Em meio às disputas acirradas da Série B do Campeonato Brasileiro, o vice-presidente do Vila Nova, Hugo Jorge Bravo, expôs as dificuldades financeiras que afetam os clubes da divisão. Em entrevista à Rádio BandNews, o dirigente destacou a disparidade de investimentos entre as equipes e criticou o mercado inflacionado por times com maior poder aquisitivo. Essa realidade, segundo ele, compromete a competitividade e frustra expectativas de receitas, como patrocínios e direitos de transmissão, que ficaram abaixo do previsto.

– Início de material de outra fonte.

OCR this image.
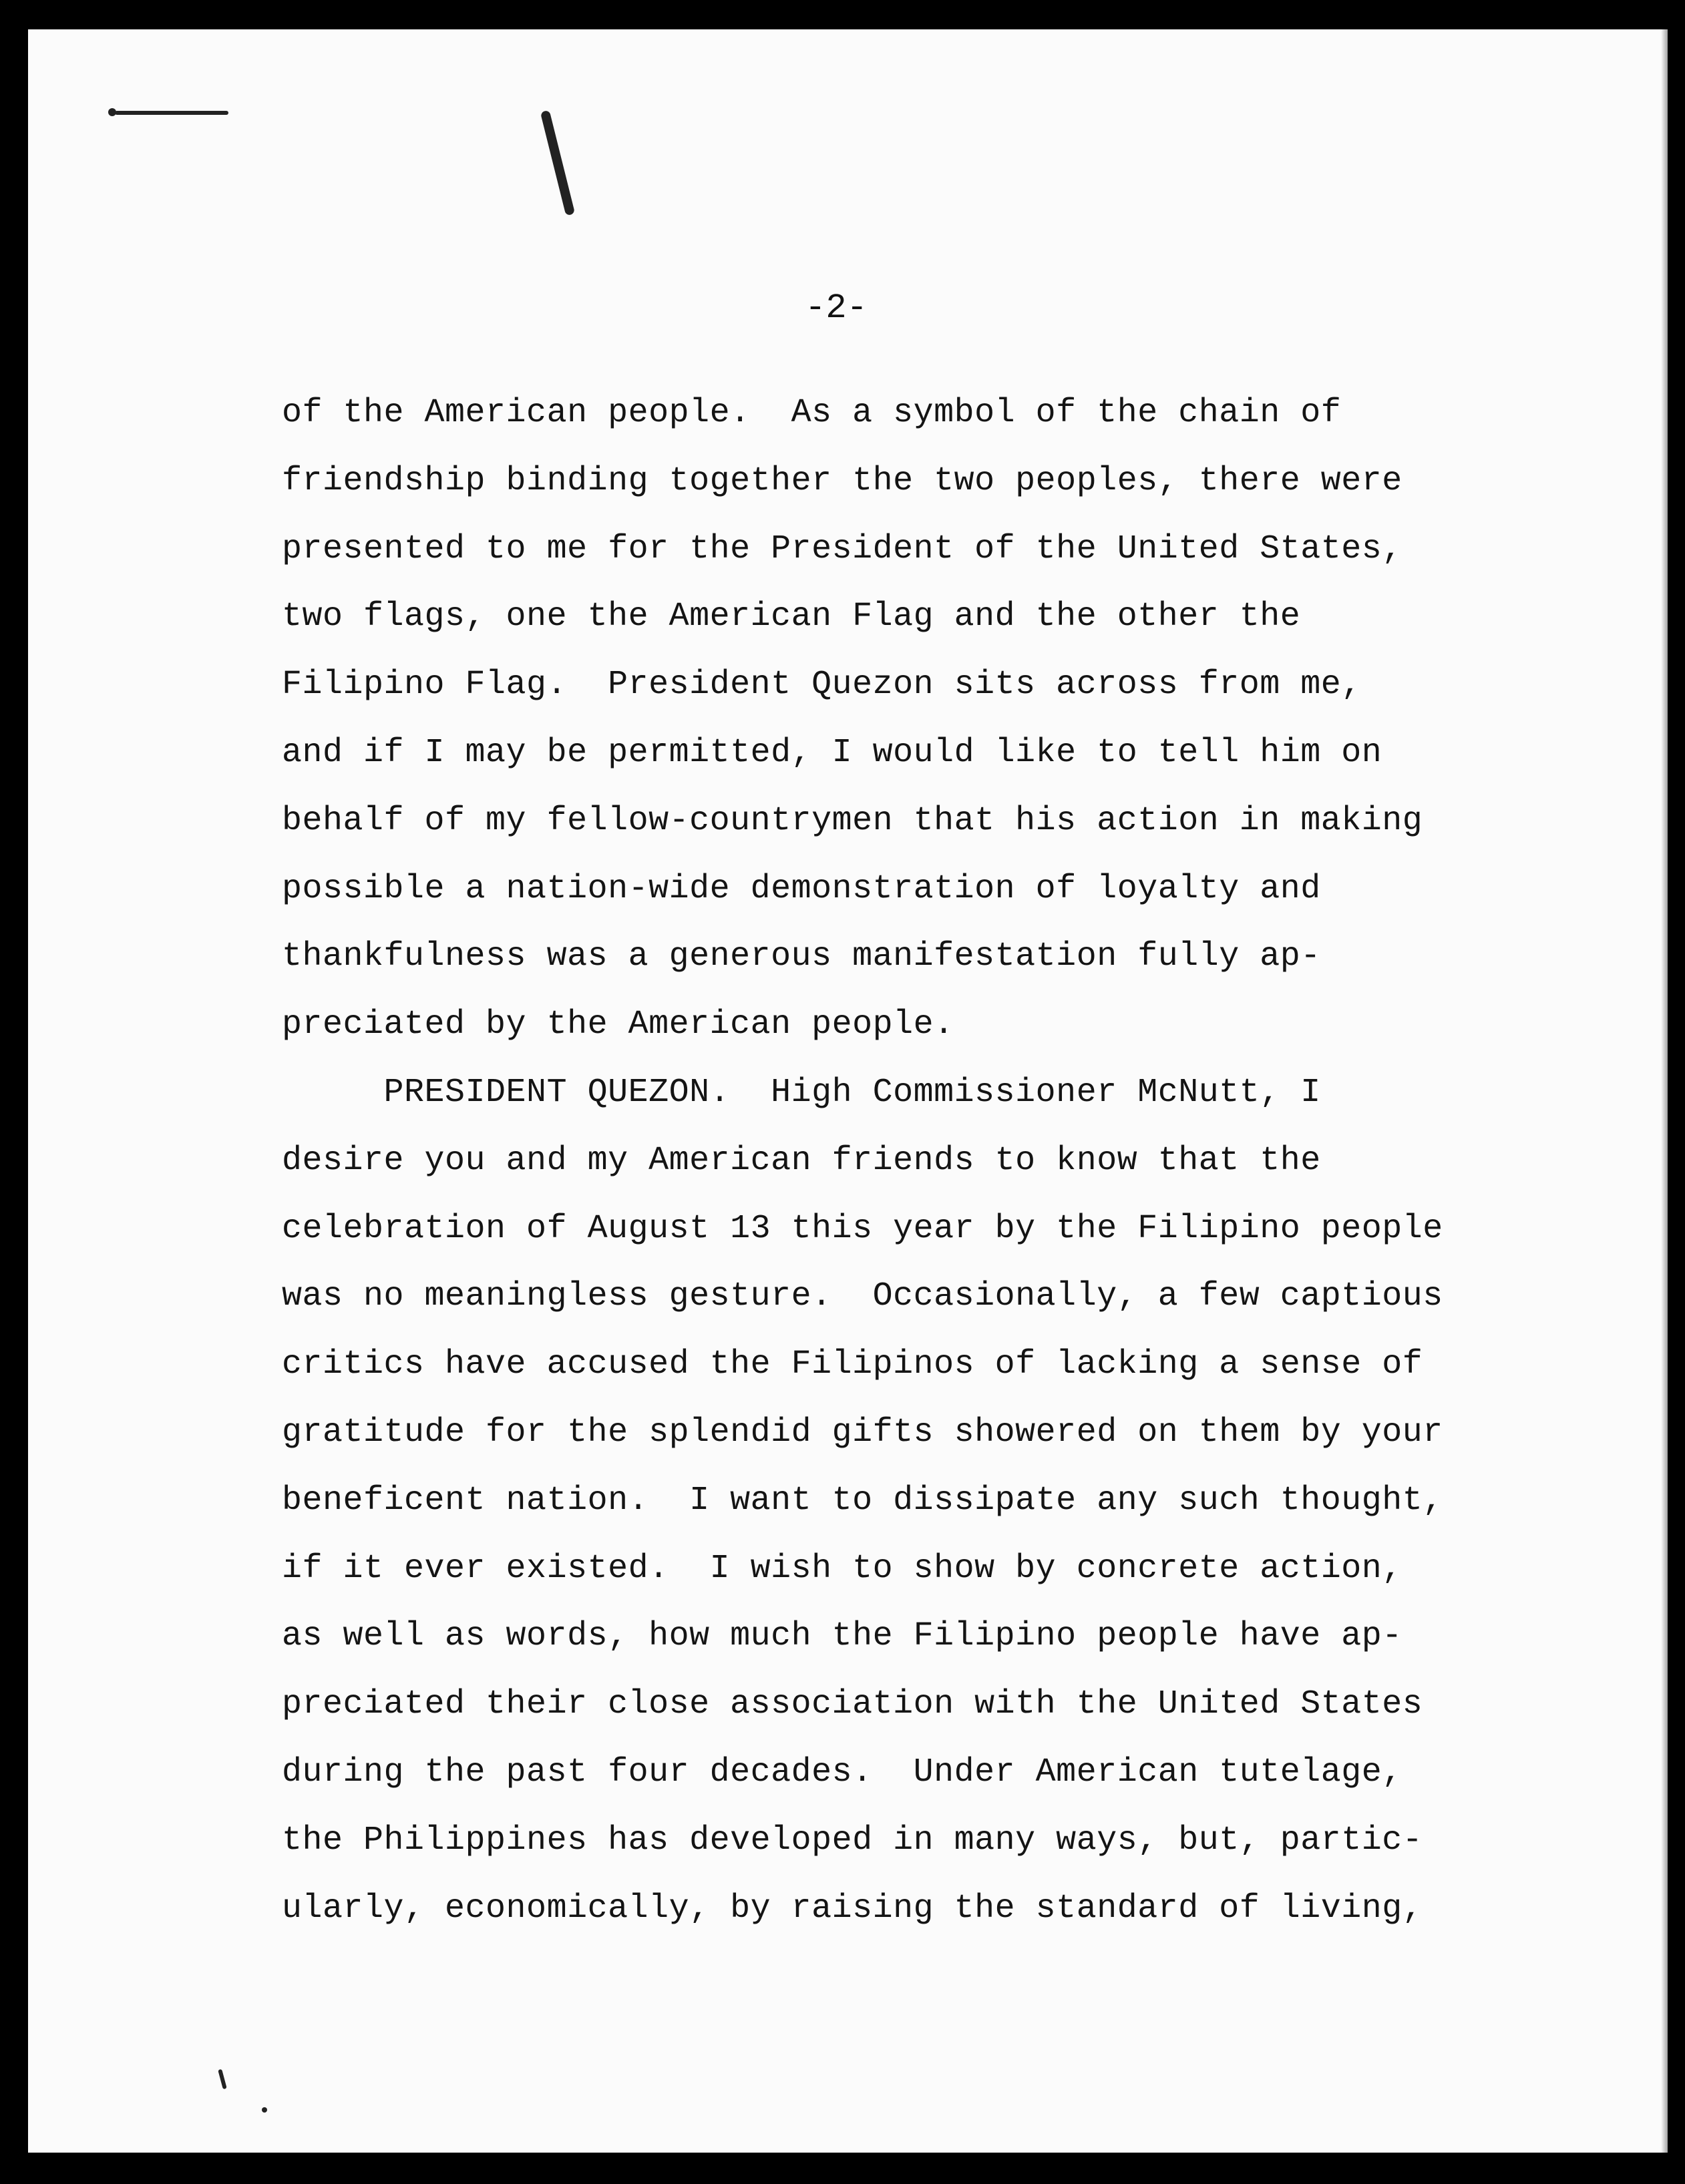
-2-
of the American people.  As a symbol of the chain of
friendship binding together the two peoples, there were
presented to me for the President of the United States,
two flags, one the American Flag and the other the
Filipino Flag.  President Quezon sits across from me,
and if I may be permitted, I would like to tell him on
behalf of my fellow-countrymen that his action in making
possible a nation-wide demonstration of loyalty and
thankfulness was a generous manifestation fully ap-
preciated by the American people.
PRESIDENT QUEZON.  High Commissioner McNutt, I
desire you and my American friends to know that the
celebration of August 13 this year by the Filipino people
was no meaningless gesture.  Occasionally, a few captious
critics have accused the Filipinos of lacking a sense of
gratitude for the splendid gifts showered on them by your
beneficent nation.  I want to dissipate any such thought,
if it ever existed.  I wish to show by concrete action,
as well as words, how much the Filipino people have ap-
preciated their close association with the United States
during the past four decades.  Under American tutelage,
the Philippines has developed in many ways, but, partic-
ularly, economically, by raising the standard of living,
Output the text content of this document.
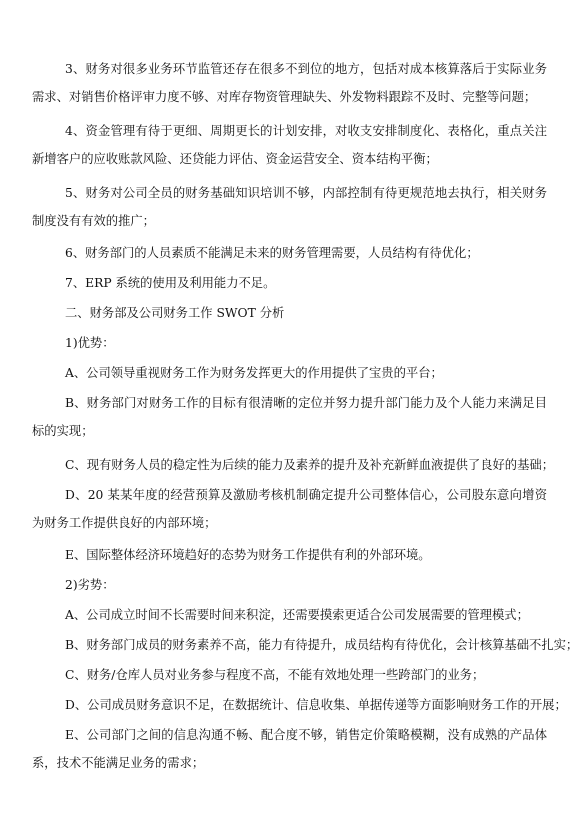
3、财务对很多业务环节监管还存在很多不到位的地方，包括对成本核算落后于实际业务需求、对销售价格评审力度不够、对库存物资管理缺失、外发物料跟踪不及时、完整等问题；

4、资金管理有待于更细、周期更长的计划安排，对收支安排制度化、表格化，重点关注新增客户的应收账款风险、还贷能力评估、资金运营安全、资本结构平衡；

5、财务对公司全员的财务基础知识培训不够，内部控制有待更规范地去执行，相关财务制度没有有效的推广；

6、财务部门的人员素质不能满足未来的财务管理需要，人员结构有待优化；

7、ERP 系统的使用及利用能力不足。

二、财务部及公司财务工作 SWOT 分析

1)优势：

A、公司领导重视财务工作为财务发挥更大的作用提供了宝贵的平台；

B、财务部门对财务工作的目标有很清晰的定位并努力提升部门能力及个人能力来满足目标的实现；

C、现有财务人员的稳定性为后续的能力及素养的提升及补充新鲜血液提供了良好的基础；

D、20 某某年度的经营预算及激励考核机制确定提升公司整体信心，公司股东意向增资为财务工作提供良好的内部环境；

E、国际整体经济环境趋好的态势为财务工作提供有利的外部环境。

2)劣势：

A、公司成立时间不长需要时间来积淀，还需要摸索更适合公司发展需要的管理模式；

B、财务部门成员的财务素养不高，能力有待提升，成员结构有待优化，会计核算基础不扎实；

C、财务/仓库人员对业务参与程度不高，不能有效地处理一些跨部门的业务；

D、公司成员财务意识不足，在数据统计、信息收集、单据传递等方面影响财务工作的开展；

E、公司部门之间的信息沟通不畅、配合度不够，销售定价策略模糊，没有成熟的产品体系，技术不能满足业务的需求；
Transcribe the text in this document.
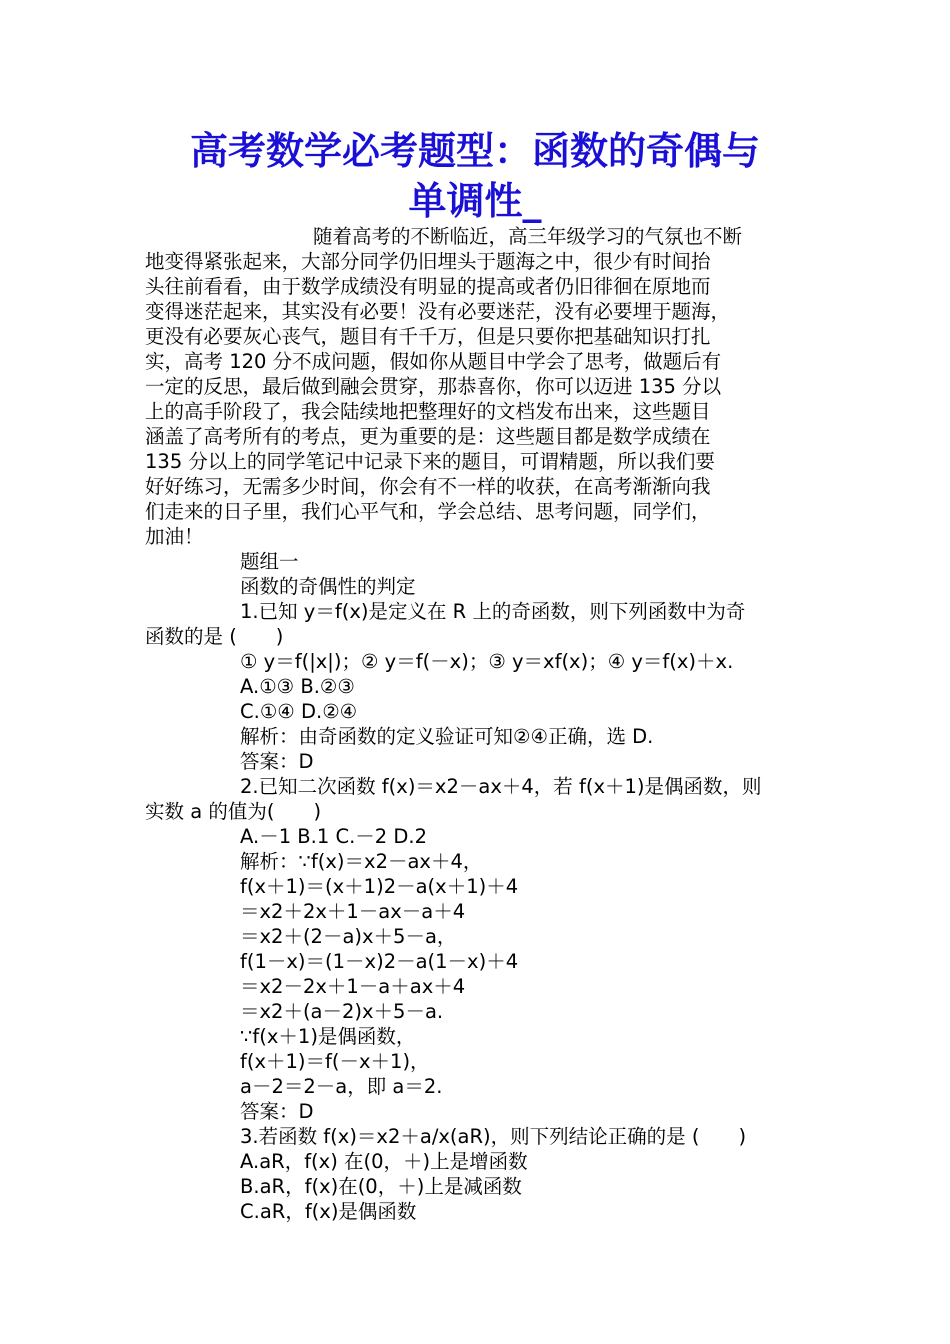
高考数学必考题型：函数的奇偶与
单调性_
随着高考的不断临近，高三年级学习的气氛也不断
地变得紧张起来，大部分同学仍旧埋头于题海之中，很少有时间抬
头往前看看，由于数学成绩没有明显的提高或者仍旧徘徊在原地而
变得迷茫起来，其实没有必要！没有必要迷茫，没有必要埋于题海，
更没有必要灰心丧气，题目有千千万，但是只要你把基础知识打扎
实，高考 120 分不成问题，假如你从题目中学会了思考，做题后有
一定的反思，最后做到融会贯穿，那恭喜你，你可以迈进 135 分以
上的高手阶段了，我会陆续地把整理好的文档发布出来，这些题目
涵盖了高考所有的考点，更为重要的是：这些题目都是数学成绩在
135 分以上的同学笔记中记录下来的题目，可谓精题，所以我们要
好好练习，无需多少时间，你会有不一样的收获，在高考渐渐向我
们走来的日子里，我们心平气和，学会总结、思考问题，同学们，
加油！
题组一
函数的奇偶性的判定
1.已知 y＝f(x)是定义在 R 上的奇函数，则下列函数中为奇
函数的是 (　　)
① y＝f(|x|)；② y＝f(－x)；③ y＝xf(x)；④ y＝f(x)＋x.
A.①③ B.②③
C.①④ D.②④
解析：由奇函数的定义验证可知②④正确，选 D.
答案：D
2.已知二次函数 f(x)＝x2－ax＋4，若 f(x＋1)是偶函数，则
实数 a 的值为(　　)
A.－1 B.1 C.－2 D.2
解析：∵f(x)＝x2－ax＋4，
f(x＋1)＝(x＋1)2－a(x＋1)＋4
＝x2＋2x＋1－ax－a＋4
＝x2＋(2－a)x＋5－a，
f(1－x)＝(1－x)2－a(1－x)＋4
＝x2－2x＋1－a＋ax＋4
＝x2＋(a－2)x＋5－a.
∵f(x＋1)是偶函数，
f(x＋1)＝f(－x＋1)，
a－2＝2－a，即 a＝2.
答案：D
3.若函数 f(x)＝x2＋a/x(aR)，则下列结论正确的是 (　　)
A.aR，f(x) 在(0，＋)上是增函数
B.aR，f(x)在(0，＋)上是减函数
C.aR，f(x)是偶函数
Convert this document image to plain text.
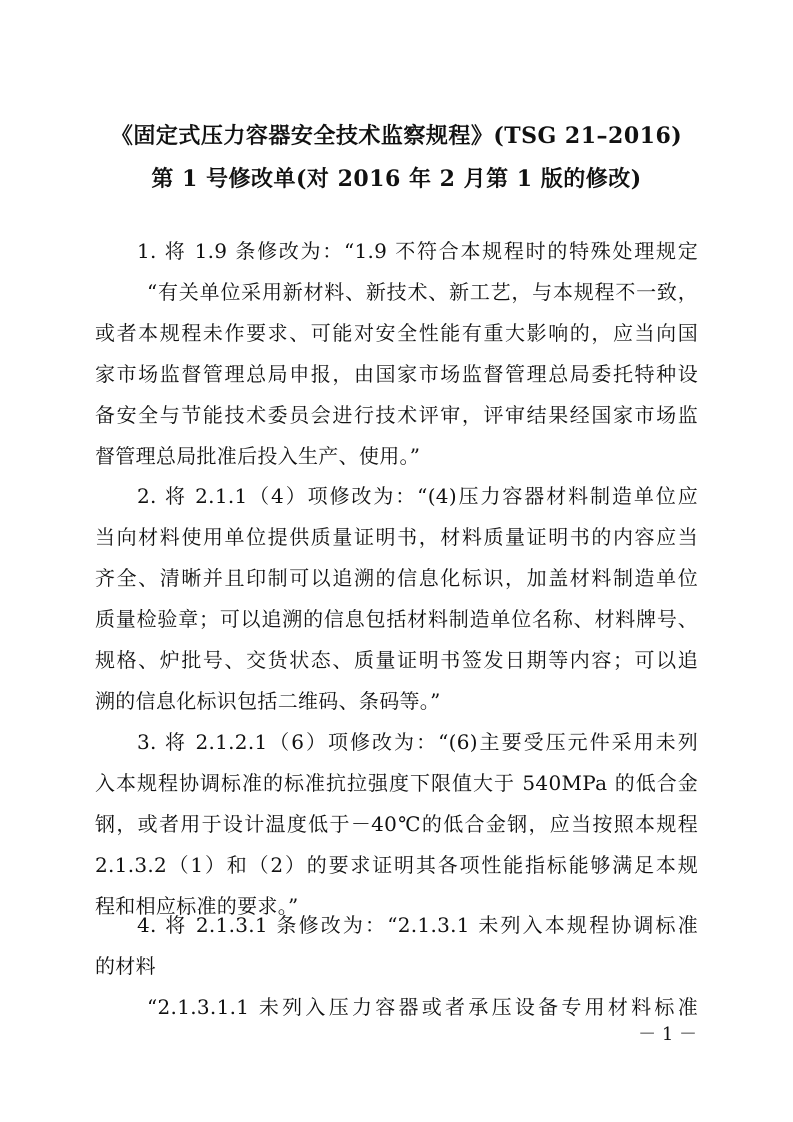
《固定式压力容器安全技术监察规程》(TSG 21–2016)
第 1 号修改单(对 2016 年 2 月第 1 版的修改)
1. 将 1.9 条修改为：“1.9 不符合本规程时的特殊处理规定
“有关单位采用新材料、新技术、新工艺，与本规程不一致，
或者本规程未作要求、可能对安全性能有重大影响的，应当向国
家市场监督管理总局申报，由国家市场监督管理总局委托特种设
备安全与节能技术委员会进行技术评审，评审结果经国家市场监
督管理总局批准后投入生产、使用。”
2. 将 2.1.1（4）项修改为：“(4)压力容器材料制造单位应
当向材料使用单位提供质量证明书，材料质量证明书的内容应当
齐全、清晰并且印制可以追溯的信息化标识，加盖材料制造单位
质量检验章；可以追溯的信息包括材料制造单位名称、材料牌号、
规格、炉批号、交货状态、质量证明书签发日期等内容；可以追
溯的信息化标识包括二维码、条码等。”
3. 将 2.1.2.1（6）项修改为：“(6)主要受压元件采用未列
入本规程协调标准的标准抗拉强度下限值大于 540MPa 的低合金
钢，或者用于设计温度低于－40℃的低合金钢，应当按照本规程
2.1.3.2（1）和（2）的要求证明其各项性能指标能够满足本规
程和相应标准的要求。”
4. 将 2.1.3.1 条修改为：“2.1.3.1 未列入本规程协调标准
的材料
“2.1.3.1.1 未列入压力容器或者承压设备专用材料标准
－ 1 －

A declaração de Bravo surge em um momento em que clubes como Vila Nova e Goiás Esporte Clube enfrentam desafios para se manterem competitivos. Ele utilizou o Goiás como exemplo para ilustrar as diferenças financeiras, apontando que o rival tem mais que o dobro do investimento disponível. Essa desigualdade, de acordo com o vice-presidente, força equipes menores a ajustarem suas gestões de forma mais conservadora.
Desafios de competitividade na Série B
A Série B do Campeonato Brasileiro revela um cenário de desigualdades financeiras que impactam diretamente o desempenho das equipes. Hugo Jorge Bravo enfatizou que o futebol é capitalista e que investimentos maiores conferem vantagens significativas. Ele expressou frustração ao comparar orçamentos, desejando trabalhar com pelo menos metade dos recursos de adversários mais abastados.
Todo debate cobra um orçamento de Flamengo, né? Mas a realidade não é essa. Hoje, muitos clubes estão passando dificuldade e precisam se ajustar. O futebol é capitalista, quem investe mais acaba tendo vantagem, e isso pesa muito dentro da competição.
Nosso adversário hoje tem mais que o dobro do investimento que nós temos. Eu queria ter a oportunidade de trabalhar com 50% do orçamento deles, aí não teria que reclamar de falta de dinheiro, seria outra realidade.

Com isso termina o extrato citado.